Here is what they said.
They have seen a sharp rise in phishing scams. Scammers are impersonating:
- Crypto exchanges
- Trezor Wallet support
- Other hardware wallet brands
- Even team members at Trezor
They’ve seen fake emails, scam phone calls, counterfeit devices on retail sites, phishing ads, fake apps and websites, and fake social media profiles.
They stressed one big point: you only enter your recovery seed words on your Trezor device. That happens only when you restore a wallet if your device is lost, damaged, or new. It’s rare.
If anyone asks for your backup via email, phone, app, or website—even if they call it a “recovery key” or “security check”, it’s a scam.

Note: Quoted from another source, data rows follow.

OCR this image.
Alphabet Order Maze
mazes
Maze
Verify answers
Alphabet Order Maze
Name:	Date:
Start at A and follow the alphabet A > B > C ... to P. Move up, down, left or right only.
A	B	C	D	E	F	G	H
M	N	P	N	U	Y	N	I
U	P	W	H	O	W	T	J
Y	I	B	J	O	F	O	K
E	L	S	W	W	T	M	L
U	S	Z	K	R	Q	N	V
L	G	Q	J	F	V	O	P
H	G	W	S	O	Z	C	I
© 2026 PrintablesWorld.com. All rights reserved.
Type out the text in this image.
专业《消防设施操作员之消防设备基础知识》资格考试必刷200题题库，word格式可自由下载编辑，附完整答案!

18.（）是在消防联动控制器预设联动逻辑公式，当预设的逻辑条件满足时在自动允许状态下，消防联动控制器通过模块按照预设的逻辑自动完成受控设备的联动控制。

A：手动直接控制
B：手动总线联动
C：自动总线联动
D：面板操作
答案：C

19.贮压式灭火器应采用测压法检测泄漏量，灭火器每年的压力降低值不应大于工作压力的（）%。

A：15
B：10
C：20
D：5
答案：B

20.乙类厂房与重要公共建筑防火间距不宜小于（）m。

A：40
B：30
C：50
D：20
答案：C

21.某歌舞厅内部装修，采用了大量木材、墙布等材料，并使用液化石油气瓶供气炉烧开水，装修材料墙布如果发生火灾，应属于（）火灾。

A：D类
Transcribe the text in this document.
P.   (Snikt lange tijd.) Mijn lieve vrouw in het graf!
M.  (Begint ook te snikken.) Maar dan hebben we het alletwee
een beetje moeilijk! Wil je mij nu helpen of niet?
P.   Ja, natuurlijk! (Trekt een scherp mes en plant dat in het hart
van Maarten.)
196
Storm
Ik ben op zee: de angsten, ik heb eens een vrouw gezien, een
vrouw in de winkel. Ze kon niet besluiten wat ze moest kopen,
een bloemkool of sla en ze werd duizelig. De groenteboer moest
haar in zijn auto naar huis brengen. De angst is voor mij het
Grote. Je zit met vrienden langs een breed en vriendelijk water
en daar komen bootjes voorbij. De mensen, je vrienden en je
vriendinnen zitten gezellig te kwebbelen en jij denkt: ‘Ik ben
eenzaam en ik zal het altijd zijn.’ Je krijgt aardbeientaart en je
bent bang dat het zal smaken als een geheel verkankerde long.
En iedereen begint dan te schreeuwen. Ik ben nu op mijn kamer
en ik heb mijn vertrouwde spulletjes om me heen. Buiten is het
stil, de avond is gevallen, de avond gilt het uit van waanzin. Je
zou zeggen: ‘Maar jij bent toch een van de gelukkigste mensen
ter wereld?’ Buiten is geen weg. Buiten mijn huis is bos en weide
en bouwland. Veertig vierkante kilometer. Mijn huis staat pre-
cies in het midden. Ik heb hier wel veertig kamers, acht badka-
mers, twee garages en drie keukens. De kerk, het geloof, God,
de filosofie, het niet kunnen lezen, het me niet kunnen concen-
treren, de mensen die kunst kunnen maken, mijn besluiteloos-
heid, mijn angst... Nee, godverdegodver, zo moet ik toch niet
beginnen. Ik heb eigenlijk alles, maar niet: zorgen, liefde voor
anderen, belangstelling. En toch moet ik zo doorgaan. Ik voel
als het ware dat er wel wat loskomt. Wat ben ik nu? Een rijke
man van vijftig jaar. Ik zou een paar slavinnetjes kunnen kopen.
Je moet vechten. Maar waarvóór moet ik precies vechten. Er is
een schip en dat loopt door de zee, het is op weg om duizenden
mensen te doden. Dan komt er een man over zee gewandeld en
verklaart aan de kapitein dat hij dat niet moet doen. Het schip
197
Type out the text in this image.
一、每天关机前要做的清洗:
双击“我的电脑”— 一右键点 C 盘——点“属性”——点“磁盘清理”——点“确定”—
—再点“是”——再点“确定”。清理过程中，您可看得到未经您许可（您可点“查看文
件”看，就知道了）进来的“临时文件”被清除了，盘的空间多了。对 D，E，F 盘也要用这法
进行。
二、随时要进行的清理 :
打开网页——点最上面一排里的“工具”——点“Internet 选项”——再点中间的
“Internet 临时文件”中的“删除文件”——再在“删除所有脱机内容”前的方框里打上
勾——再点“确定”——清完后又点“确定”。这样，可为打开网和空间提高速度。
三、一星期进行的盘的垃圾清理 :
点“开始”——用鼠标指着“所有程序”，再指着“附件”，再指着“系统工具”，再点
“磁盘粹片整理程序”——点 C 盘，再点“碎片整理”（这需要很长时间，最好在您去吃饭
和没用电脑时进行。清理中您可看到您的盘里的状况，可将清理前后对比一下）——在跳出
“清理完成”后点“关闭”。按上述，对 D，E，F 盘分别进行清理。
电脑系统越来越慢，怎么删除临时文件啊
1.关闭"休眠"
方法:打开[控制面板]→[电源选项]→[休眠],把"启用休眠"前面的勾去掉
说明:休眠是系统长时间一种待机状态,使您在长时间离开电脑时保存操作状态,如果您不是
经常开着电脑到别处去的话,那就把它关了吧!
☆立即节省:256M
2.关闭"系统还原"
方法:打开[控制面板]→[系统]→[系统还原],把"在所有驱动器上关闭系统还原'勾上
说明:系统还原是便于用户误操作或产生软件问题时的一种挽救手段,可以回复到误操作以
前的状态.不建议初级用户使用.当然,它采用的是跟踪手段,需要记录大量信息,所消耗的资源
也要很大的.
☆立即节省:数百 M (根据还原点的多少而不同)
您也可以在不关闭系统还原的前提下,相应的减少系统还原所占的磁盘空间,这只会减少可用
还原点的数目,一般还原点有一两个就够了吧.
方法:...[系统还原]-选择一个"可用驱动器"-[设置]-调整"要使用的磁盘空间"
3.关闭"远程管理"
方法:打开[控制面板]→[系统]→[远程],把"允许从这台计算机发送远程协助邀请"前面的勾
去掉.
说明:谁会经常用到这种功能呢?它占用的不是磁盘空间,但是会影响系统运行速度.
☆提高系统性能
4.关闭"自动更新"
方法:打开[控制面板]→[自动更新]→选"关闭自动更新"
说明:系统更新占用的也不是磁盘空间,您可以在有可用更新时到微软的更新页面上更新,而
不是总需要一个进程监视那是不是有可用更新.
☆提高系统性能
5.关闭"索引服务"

They also warned about other red flags:
- Unsolicited requests for passwords, 2FA codes, or personal info
- Messages that make you feel rushed or panicked—they want you to act fast
- If it makes your stomach drop, just hang up, close the tab, or ignore the message
They reminded users: if your backup is offline and safe, your crypto is safe.
Next, they urged users to verify senders before clicking anything. Official Trezor emails come from noreply@trezor.io, and real domain is @trezor.io. They’ll never ask for your wallet backup.
Finally, they listed steps they’re taking to fight scams:
- Working with Phishfort to remove phishing sites—average takedown is 48.79 hours in the last six months
- Reporting scam domains
- Legal escalations for fake product listings
- Reporting phishing ads
- Updating Trezor Suite and trezor.io with phishing alerts
This message wasn’t Trezor’s first phishing alert. In June 2025, Trezor warned that scammers abused its support contact form to send phishing emails that looked like real support replies.
Attackers sent fake requests using users’ addresses and triggered auto-replies from Trezor. Without breaching its systems, Trezor’s own infrastructure was used to spread phishing attempts. That alert made it clear: There was no email breach, the contact form remains safe, and Trezor will never ask for your wallet backup.